Investors In South African Bonds Only Watching US’s Fed Decisions
Forget about inflation, the current-account deficit and growth. Investors in South African bonds are only interested in one thing: the Federal Reserve.
While data on South African consumer prices and the balance of payments this week hardly moved the bond market, yields plummeted the most in 10 months the day after the Fed signaled it’s in no hurry to raise borrowing costs. South African interest-rate derivatives pushed out predictions of monetary tightening.
The Federal Reserve on Wednesday cut its estimate for where the benchmark U.S. interest rate will be by the end of 2015, easing concern that tighter monetary policy would curb demand for riskier assets including South African debt, and force the South African Reserve Bank’s hand. South African forward-rate agreements, which as recently as March 10 predicted a rate increase in July, are now betting the central bank will sit tight until at least September.
“The big factors are international: what is the U.S. going to be doing?” Isaac Matshego, an economist at Nedbank Group Ltd. said by phone from Johannesburg on Thursday. “When the U.S. starts hiking, the Reserve Bank will have to respond to that so that it’s not left behind the curve.”
A June increase by the Fed would result in the South African central bank raising its policy rate 25 basis points in November, Matshego said. Leaving the rate unchanged would erode the rand’s yield advantage over the dollar, damping investor demand for South African assets.

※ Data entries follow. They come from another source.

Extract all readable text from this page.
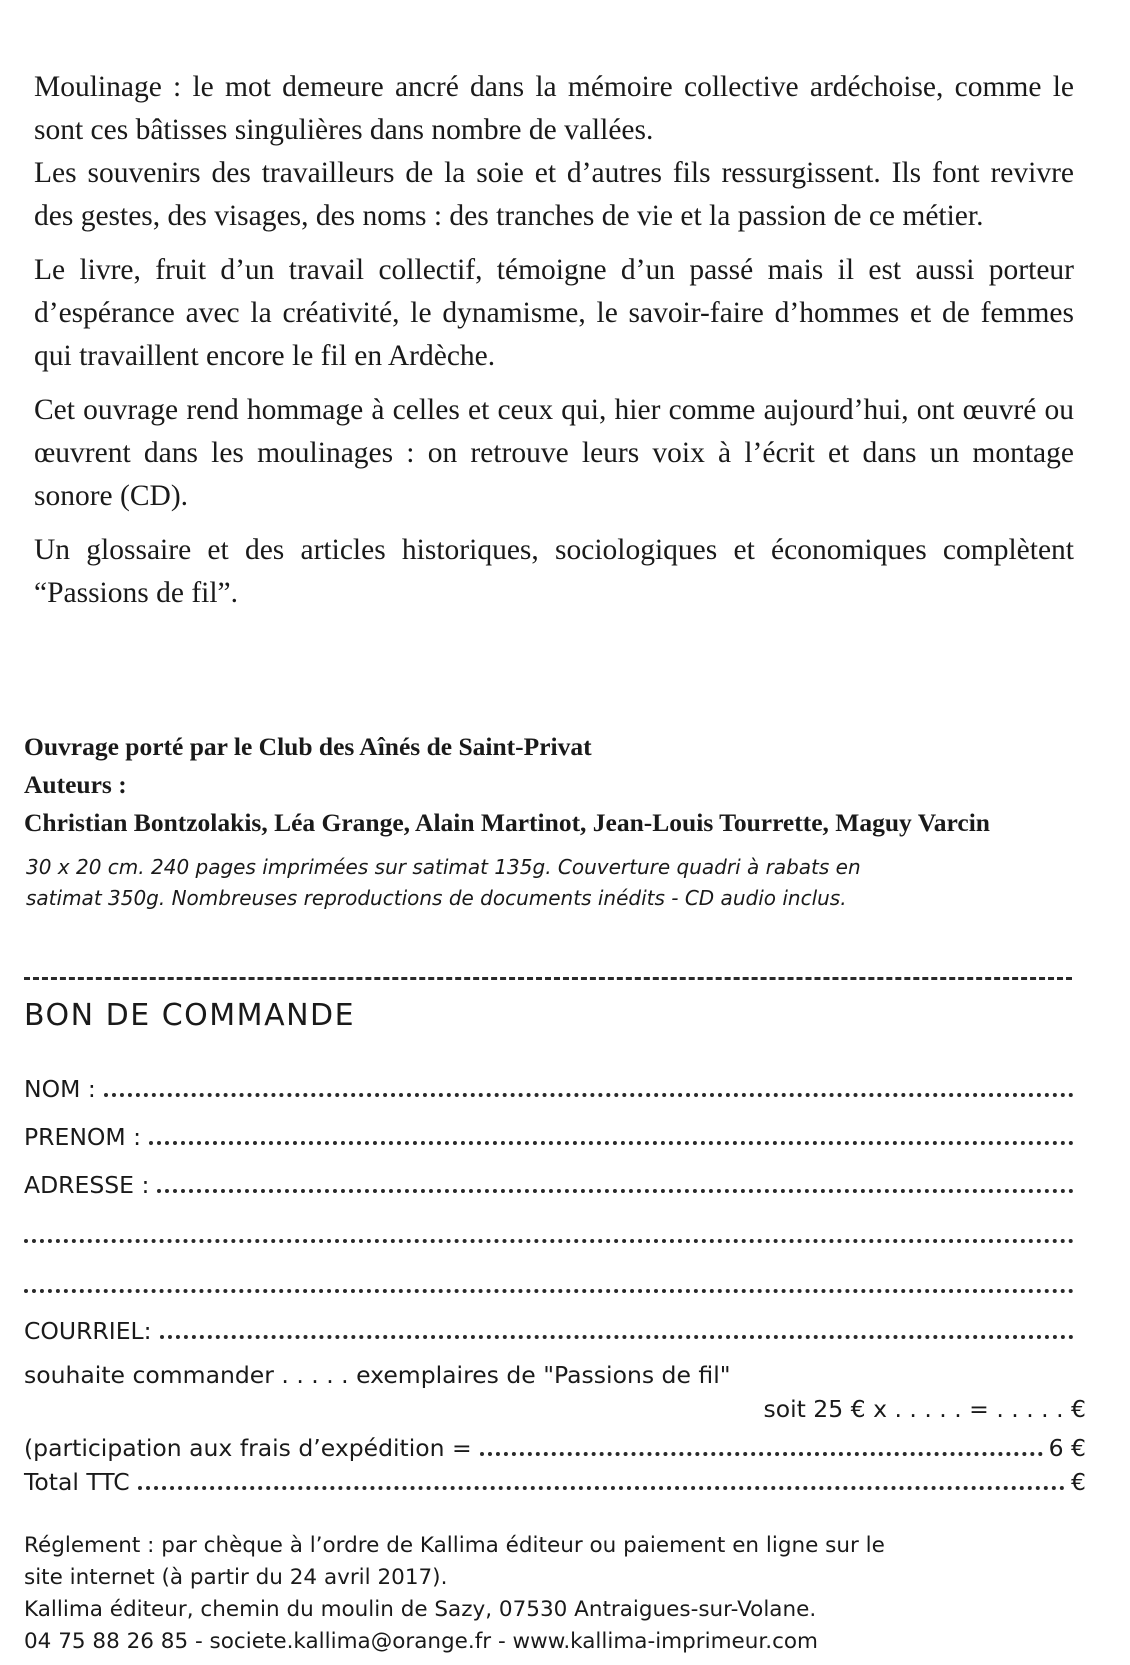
Moulinage : le mot demeure ancré dans la mémoire collective ardéchoise, comme le sont ces bâtisses singulières dans nombre de vallées.
Les souvenirs des travailleurs de la soie et d’autres fils ressurgissent. Ils font revivre des gestes, des visages, des noms : des tranches de vie et la passion de ce métier.

Le livre, fruit d’un travail collectif, témoigne d’un passé mais il est aussi porteur d’espérance avec la créativité, le dynamisme, le savoir-faire d’hommes et de femmes qui travaillent encore le fil en Ardèche.

Cet ouvrage rend hommage à celles et ceux qui, hier comme aujourd’hui, ont œuvré ou œuvrent dans les moulinages : on retrouve leurs voix à l’écrit et dans un montage sonore (CD).

Un glossaire et des articles historiques, sociologiques et économiques complètent “Passions de fil”.

Ouvrage porté par le Club des Aînés de Saint-Privat
Auteurs :
Christian Bontzolakis, Léa Grange, Alain Martinot, Jean-Louis Tourrette, Maguy Varcin
30 x 20 cm. 240 pages imprimées sur satimat 135g. Couverture quadri à rabats en
satimat 350g. Nombreuses reproductions de documents inédits - CD audio inclus.
BON DE COMMANDE
NOM :
PRENOM :
ADRESSE :
COURRIEL:
souhaite commander . . . . . exemplaires de "Passions de fil"
soit 25 € x . . . . . = . . . . . €
(participation aux frais d’expédition =	6 €
Total TTC	€
Réglement : par chèque à l’ordre de Kallima éditeur ou paiement en ligne sur le
site internet (à partir du 24 avril 2017).
Kallima éditeur, chemin du moulin de Sazy, 07530 Antraigues-sur-Volane.
04 75 88 26 85 - societe.kallima@orange.fr - www.kallima-imprimeur.com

Yields on benchmark rand bonds due December 2026 dropped as much as 19 basis points on Thursday, the most since May 8. The yield fell one basis points to 7.78 percent by 6 p.m. in Johannesburg on Friday. Forward-rate agreements starting in 12 months fell 13 basis points to 6.77 percent on Thursday as investors pared bets on rate increases in the economy with Africa’s biggest capital markets. The day before, when a report showed the consumer price index at a four-year low, the contracts climbed two basis points.